Persuasion by Jane Austen

I read an extensive and exquisite post on the sequels to Jane Austen’s novel not long ago, and I immediately got a craving for one of Ms. Austen’s books. Although my all-time favorite is Pride and Prejudice, this time I chose Persuasion for some reason. I only read this novel once so far, and I did not like it very much that time, but I was curious how it might strike me now, reading it for the second time. Moreover, I could not really recall the story of this novel, while I know Pride and Prejudice almost by heart, and even though the story of Mr. Darcy and Elizabeth never ceases to fascinate me, now I wanted something else.

I will not dwell for long on the story, on the one hand, it can be found all over the internet, and on the other hand, Persuasion is set in the same limited world where all the other Austen novels are set, and it depicts the same intricate relationships existing among the noblemen of the countryside that can be found in every Austen novel. So just as in Ms. Austen’s other books, in Persuasion we get to know all the games, intrigues, strengths and weaknesses of every character, with a special emphasis on their attempts to catch a husband or a wife. In the meantime, we also get a clear and quite ironic picture of the everyday life and insurmountable problems of the country gentry.

I assume it comes as no surprise that after tackling the necessary number of obstacles, the hero and heroine of Persuasion are successfully united, but it seems to me that the mere fact of the protagonists’ marriage is the least important part of the novel, and in fact Ms. Austen gets done with the big reconciliation and all the usual explanations in a couple of pages. In comparison with this, it is much more emphatic that the protagonists need to go through a long series of difficulties which provides them with ample opportunities to get to know their own and their lover’s personality, to learn to think in an independent and mature way, to regret their previous mistakes, and finally, to become really deserving of a sensible marriage based on similar ways of thinking and similar virtues.

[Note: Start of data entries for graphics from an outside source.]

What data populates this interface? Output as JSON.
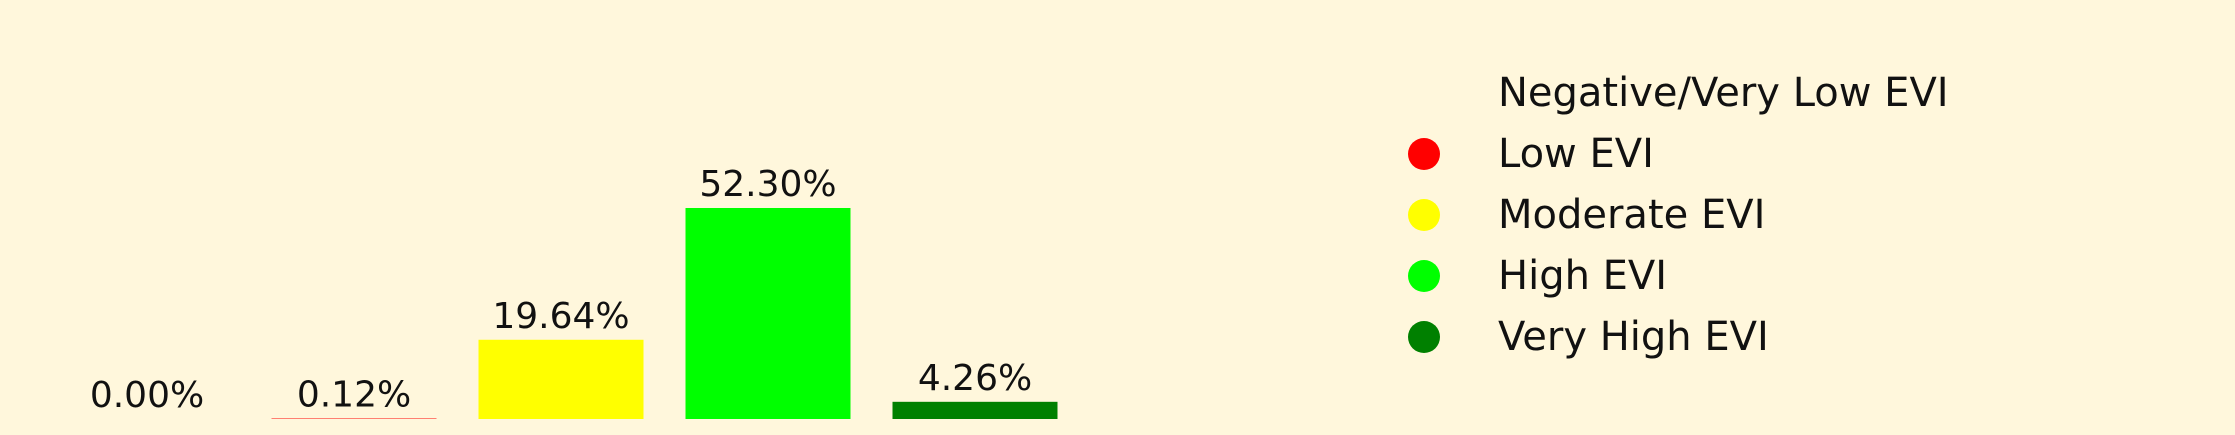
{
  "chart_data": {
    "type": "bar",
    "categories": [
      "Negative/Very Low EVI",
      "Low EVI",
      "Moderate EVI",
      "High EVI",
      "Very High EVI"
    ],
    "values": [
      0.0,
      0.12,
      19.64,
      52.3,
      4.26
    ],
    "value_labels": [
      "0.00%",
      "0.12%",
      "19.64%",
      "52.30%",
      "4.26%"
    ],
    "colors": [
      "#fff7dc",
      "#ff0000",
      "#ffff00",
      "#00ff00",
      "#008000"
    ],
    "ylim": [
      0,
      52.3
    ],
    "grid": false,
    "legend_position": "right",
    "legend": [
      {
        "label": "Negative/Very Low EVI",
        "color": "#fff7dc"
      },
      {
        "label": "Low EVI",
        "color": "#ff0000"
      },
      {
        "label": "Moderate EVI",
        "color": "#ffff00"
      },
      {
        "label": "High EVI",
        "color": "#00ff00"
      },
      {
        "label": "Very High EVI",
        "color": "#008000"
      }
    ]
  }
}
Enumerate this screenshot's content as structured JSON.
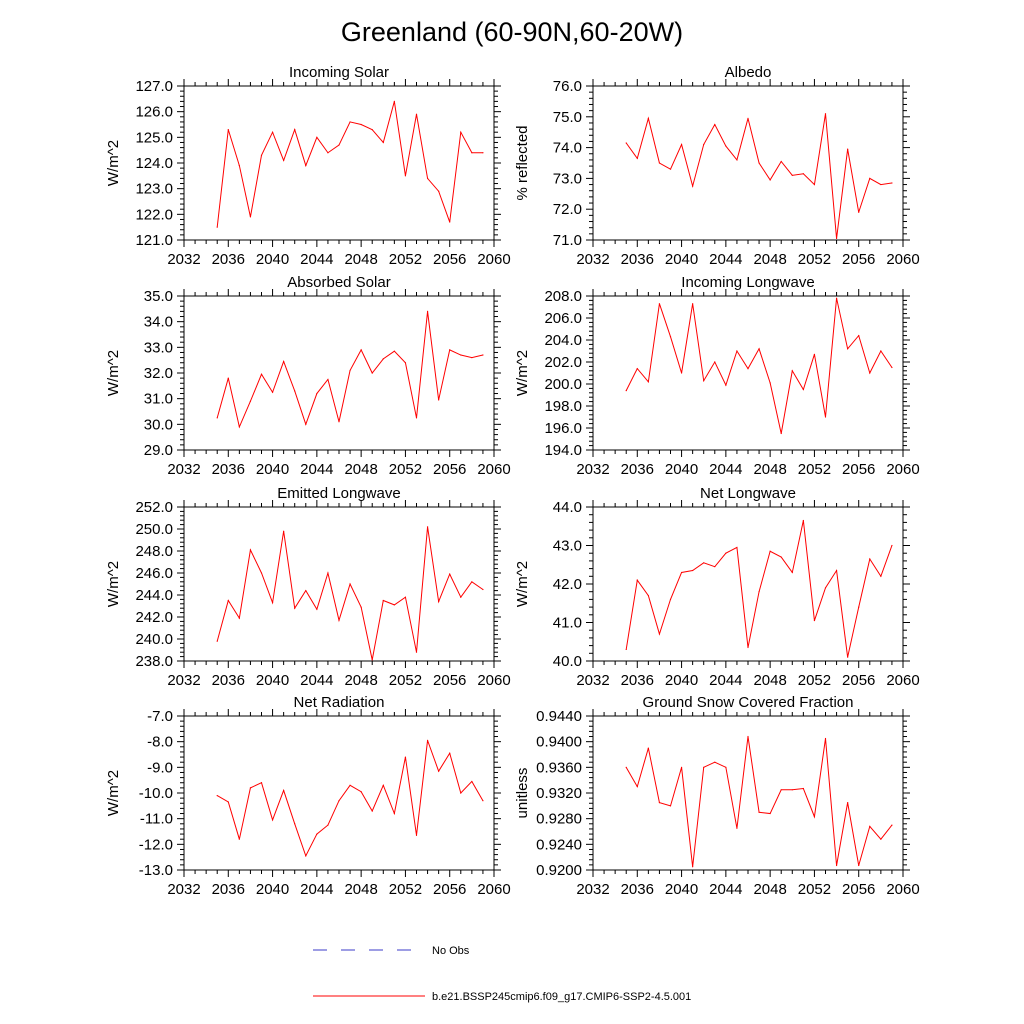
{
  "title": "Greenland (60-90N,60-20W)",
  "legend": {
    "obs_label": "No Obs",
    "obs_color": "#3b3bc8",
    "model_label": "b.e21.BSSP245cmip6.f09_g17.CMIP6-SSP2-4.5.001",
    "model_color": "#ff0000"
  },
  "chart_data": [
    {
      "type": "line",
      "title": "Incoming Solar",
      "ylabel": "W/m^2",
      "xlim": [
        2032,
        2060
      ],
      "ylim": [
        121.0,
        127.0
      ],
      "xticks": [
        "2032",
        "2036",
        "2040",
        "2044",
        "2048",
        "2052",
        "2056",
        "2060"
      ],
      "yticks": [
        "121.0",
        "122.0",
        "123.0",
        "124.0",
        "125.0",
        "126.0",
        "127.0"
      ],
      "x": [
        2035,
        2036,
        2037,
        2038,
        2039,
        2040,
        2041,
        2042,
        2043,
        2044,
        2045,
        2046,
        2047,
        2048,
        2049,
        2050,
        2051,
        2052,
        2053,
        2054,
        2055,
        2056,
        2057,
        2058,
        2059
      ],
      "series": [
        {
          "name": "b.e21.BSSP245cmip6.f09_g17.CMIP6-SSP2-4.5.001",
          "values": [
            121.5,
            125.3,
            123.9,
            121.9,
            124.3,
            125.2,
            124.1,
            125.3,
            123.9,
            125.0,
            124.4,
            124.7,
            125.6,
            125.5,
            125.3,
            124.8,
            126.4,
            123.5,
            125.9,
            123.4,
            122.9,
            121.7,
            125.2,
            124.4,
            124.4
          ]
        }
      ]
    },
    {
      "type": "line",
      "title": "Albedo",
      "ylabel": "% reflected",
      "xlim": [
        2032,
        2060
      ],
      "ylim": [
        71.0,
        76.0
      ],
      "xticks": [
        "2032",
        "2036",
        "2040",
        "2044",
        "2048",
        "2052",
        "2056",
        "2060"
      ],
      "yticks": [
        "71.0",
        "72.0",
        "73.0",
        "74.0",
        "75.0",
        "76.0"
      ],
      "x": [
        2035,
        2036,
        2037,
        2038,
        2039,
        2040,
        2041,
        2042,
        2043,
        2044,
        2045,
        2046,
        2047,
        2048,
        2049,
        2050,
        2051,
        2052,
        2053,
        2054,
        2055,
        2056,
        2057,
        2058,
        2059
      ],
      "series": [
        {
          "name": "b.e21.BSSP245cmip6.f09_g17.CMIP6-SSP2-4.5.001",
          "values": [
            74.15,
            73.65,
            74.95,
            73.5,
            73.3,
            74.1,
            72.75,
            74.1,
            74.75,
            74.05,
            73.6,
            74.95,
            73.5,
            72.95,
            73.55,
            73.1,
            73.15,
            72.8,
            75.1,
            71.05,
            73.95,
            71.9,
            73.0,
            72.8,
            72.85
          ]
        }
      ]
    },
    {
      "type": "line",
      "title": "Absorbed Solar",
      "ylabel": "W/m^2",
      "xlim": [
        2032,
        2060
      ],
      "ylim": [
        29.0,
        35.0
      ],
      "xticks": [
        "2032",
        "2036",
        "2040",
        "2044",
        "2048",
        "2052",
        "2056",
        "2060"
      ],
      "yticks": [
        "29.0",
        "30.0",
        "31.0",
        "32.0",
        "33.0",
        "34.0",
        "35.0"
      ],
      "x": [
        2035,
        2036,
        2037,
        2038,
        2039,
        2040,
        2041,
        2042,
        2043,
        2044,
        2045,
        2046,
        2047,
        2048,
        2049,
        2050,
        2051,
        2052,
        2053,
        2054,
        2055,
        2056,
        2057,
        2058,
        2059
      ],
      "series": [
        {
          "name": "b.e21.BSSP245cmip6.f09_g17.CMIP6-SSP2-4.5.001",
          "values": [
            30.25,
            31.8,
            29.9,
            30.9,
            31.95,
            31.25,
            32.45,
            31.3,
            30.0,
            31.2,
            31.75,
            30.1,
            32.1,
            32.9,
            32.0,
            32.55,
            32.85,
            32.4,
            30.25,
            34.4,
            30.95,
            32.9,
            32.7,
            32.6,
            32.7
          ]
        }
      ]
    },
    {
      "type": "line",
      "title": "Incoming Longwave",
      "ylabel": "W/m^2",
      "xlim": [
        2032,
        2060
      ],
      "ylim": [
        194.0,
        208.0
      ],
      "xticks": [
        "2032",
        "2036",
        "2040",
        "2044",
        "2048",
        "2052",
        "2056",
        "2060"
      ],
      "yticks": [
        "194.0",
        "196.0",
        "198.0",
        "200.0",
        "202.0",
        "204.0",
        "206.0",
        "208.0"
      ],
      "x": [
        2035,
        2036,
        2037,
        2038,
        2039,
        2040,
        2041,
        2042,
        2043,
        2044,
        2045,
        2046,
        2047,
        2048,
        2049,
        2050,
        2051,
        2052,
        2053,
        2054,
        2055,
        2056,
        2057,
        2058,
        2059
      ],
      "series": [
        {
          "name": "b.e21.BSSP245cmip6.f09_g17.CMIP6-SSP2-4.5.001",
          "values": [
            199.4,
            201.4,
            200.2,
            207.3,
            204.3,
            201.0,
            207.3,
            200.3,
            202.0,
            199.9,
            203.0,
            201.4,
            203.2,
            200.1,
            195.5,
            201.2,
            199.5,
            202.7,
            197.0,
            207.8,
            203.2,
            204.4,
            201.0,
            203.0,
            201.5
          ]
        }
      ]
    },
    {
      "type": "line",
      "title": "Emitted Longwave",
      "ylabel": "W/m^2",
      "xlim": [
        2032,
        2060
      ],
      "ylim": [
        238.0,
        252.0
      ],
      "xticks": [
        "2032",
        "2036",
        "2040",
        "2044",
        "2048",
        "2052",
        "2056",
        "2060"
      ],
      "yticks": [
        "238.0",
        "240.0",
        "242.0",
        "244.0",
        "246.0",
        "248.0",
        "250.0",
        "252.0"
      ],
      "x": [
        2035,
        2036,
        2037,
        2038,
        2039,
        2040,
        2041,
        2042,
        2043,
        2044,
        2045,
        2046,
        2047,
        2048,
        2049,
        2050,
        2051,
        2052,
        2053,
        2054,
        2055,
        2056,
        2057,
        2058,
        2059
      ],
      "series": [
        {
          "name": "b.e21.BSSP245cmip6.f09_g17.CMIP6-SSP2-4.5.001",
          "values": [
            239.8,
            243.5,
            241.9,
            248.1,
            246.0,
            243.3,
            249.8,
            242.8,
            244.4,
            242.7,
            246.0,
            241.7,
            245.0,
            242.9,
            238.1,
            243.5,
            243.1,
            243.8,
            238.8,
            250.2,
            243.4,
            245.9,
            243.8,
            245.2,
            244.5
          ]
        }
      ]
    },
    {
      "type": "line",
      "title": "Net Longwave",
      "ylabel": "W/m^2",
      "xlim": [
        2032,
        2060
      ],
      "ylim": [
        40.0,
        44.0
      ],
      "xticks": [
        "2032",
        "2036",
        "2040",
        "2044",
        "2048",
        "2052",
        "2056",
        "2060"
      ],
      "yticks": [
        "40.0",
        "41.0",
        "42.0",
        "43.0",
        "44.0"
      ],
      "x": [
        2035,
        2036,
        2037,
        2038,
        2039,
        2040,
        2041,
        2042,
        2043,
        2044,
        2045,
        2046,
        2047,
        2048,
        2049,
        2050,
        2051,
        2052,
        2053,
        2054,
        2055,
        2056,
        2057,
        2058,
        2059
      ],
      "series": [
        {
          "name": "b.e21.BSSP245cmip6.f09_g17.CMIP6-SSP2-4.5.001",
          "values": [
            40.3,
            42.1,
            41.7,
            40.7,
            41.6,
            42.3,
            42.35,
            42.55,
            42.45,
            42.8,
            42.95,
            40.35,
            41.8,
            42.85,
            42.7,
            42.3,
            43.65,
            41.05,
            41.9,
            42.35,
            40.1,
            41.4,
            42.65,
            42.2,
            43.0
          ]
        }
      ]
    },
    {
      "type": "line",
      "title": "Net Radiation",
      "ylabel": "W/m^2",
      "xlim": [
        2032,
        2060
      ],
      "ylim": [
        -13.0,
        -7.0
      ],
      "xticks": [
        "2032",
        "2036",
        "2040",
        "2044",
        "2048",
        "2052",
        "2056",
        "2060"
      ],
      "yticks": [
        "-13.0",
        "-12.0",
        "-11.0",
        "-10.0",
        "-9.0",
        "-8.0",
        "-7.0"
      ],
      "x": [
        2035,
        2036,
        2037,
        2038,
        2039,
        2040,
        2041,
        2042,
        2043,
        2044,
        2045,
        2046,
        2047,
        2048,
        2049,
        2050,
        2051,
        2052,
        2053,
        2054,
        2055,
        2056,
        2057,
        2058,
        2059
      ],
      "series": [
        {
          "name": "b.e21.BSSP245cmip6.f09_g17.CMIP6-SSP2-4.5.001",
          "values": [
            -10.1,
            -10.35,
            -11.8,
            -9.8,
            -9.6,
            -11.05,
            -9.9,
            -11.2,
            -12.45,
            -11.6,
            -11.25,
            -10.3,
            -9.7,
            -9.95,
            -10.7,
            -9.7,
            -10.8,
            -8.6,
            -11.65,
            -7.95,
            -9.15,
            -8.45,
            -10.0,
            -9.55,
            -10.3
          ]
        }
      ]
    },
    {
      "type": "line",
      "title": "Ground Snow Covered Fraction",
      "ylabel": "unitless",
      "xlim": [
        2032,
        2060
      ],
      "ylim": [
        0.92,
        0.944
      ],
      "xticks": [
        "2032",
        "2036",
        "2040",
        "2044",
        "2048",
        "2052",
        "2056",
        "2060"
      ],
      "yticks": [
        "0.9200",
        "0.9240",
        "0.9280",
        "0.9320",
        "0.9360",
        "0.9400",
        "0.9440"
      ],
      "x": [
        2035,
        2036,
        2037,
        2038,
        2039,
        2040,
        2041,
        2042,
        2043,
        2044,
        2045,
        2046,
        2047,
        2048,
        2049,
        2050,
        2051,
        2052,
        2053,
        2054,
        2055,
        2056,
        2057,
        2058,
        2059
      ],
      "series": [
        {
          "name": "b.e21.BSSP245cmip6.f09_g17.CMIP6-SSP2-4.5.001",
          "values": [
            0.936,
            0.933,
            0.939,
            0.9305,
            0.93,
            0.936,
            0.9205,
            0.936,
            0.9368,
            0.936,
            0.9265,
            0.9408,
            0.929,
            0.9288,
            0.9325,
            0.9325,
            0.9327,
            0.9283,
            0.9405,
            0.9207,
            0.9305,
            0.9207,
            0.9268,
            0.9248,
            0.927
          ]
        }
      ]
    }
  ]
}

Still, the process during which the characters acquire the self-awareness and maturity necessary for marriage is in itself but a small part of the novel. Much more important is the way Ms. Austen depicts contemporary society, and the way she proves her opinions with several witty, often sarcastic observations. Sometimes I felt as if Ms. Austen bothered with coming up with a plot only for the reason that hiding behind the façade of a light, romantic story she could freely indulge in irony and write down her opinions of everything she considered tiresome or ridiculous. Of course my heart is not made of stone either, and I shed some tears at the relevant parts of the novel, however, the fact that in the whole book we find around 5 pages of romantic love as opposed to 250 pages of realistically depicted vanity, selfishness, intrigue, vacuousness and weakness, seems to indicate that Ms. Austen was not the author of silly, lovely stories for romantic girls.

The relative unimportance of the plot itself was also made obvious to me by the fact that Persuasion reminded me of Pride and Prejudice in several details. For instance, when the heroine, Anne learns at the beginning of the novel that there is a good chance that her former lover will come to the neighborhood again and will tread on the same paths she used to tread on, she emits the same big sighs as Ms. Eliza Bennet does when she arrives at Pemberley as a visitor, and contemplates that Pemberley is Mr. Darcy’s home and she is now walking on the same ground as her beloved does at other times. Of course it is possible that the heroines of a given novelist are in the habit of reacting to similar situations in a similar way, but I can also imagine that, when writing Persuasion, it was much more important for Ms. Austen to express her opinion than to create absolutely unique heroines, reactions and scenes.

And I believe that she succeeded very well in writing a highly ironic and critical novel. Apart from creating a series of strongly caricaturistic character (such as Anne’s father, the exceedingly vain Sir Walter; her sister, Mary, who always imagines that she is being trodden on by the others; or the slimy Mr. Eliot), she also strikes out at the everyday airs and social graces. For a 21st century reader of Ms. Austen, it may seem at once funny and pathetic how many things depended on such politeness formulas as making a sufficiently low bow for the other person, keeping up a conversation for the right amount of time, or being the winner in the “who is the most polite” competition of two equally courteous ladies – and Ms. Austen also knows very well how ridiculous this is. As a matter of fact, it is quite a wonder that despite all the obstacles and the general ignorance of the majority of the characters Ms. Austen is optimistic enough to let all her heroines be married at the end of her novels and to go as far as to imply that their marriage will be a success.

And to answer the question implied in the first paragraph of this post: I liked Persuasion much better now than for the first time, and I am sure that in the future I will not omit it from my regular Austen re-reading sprees.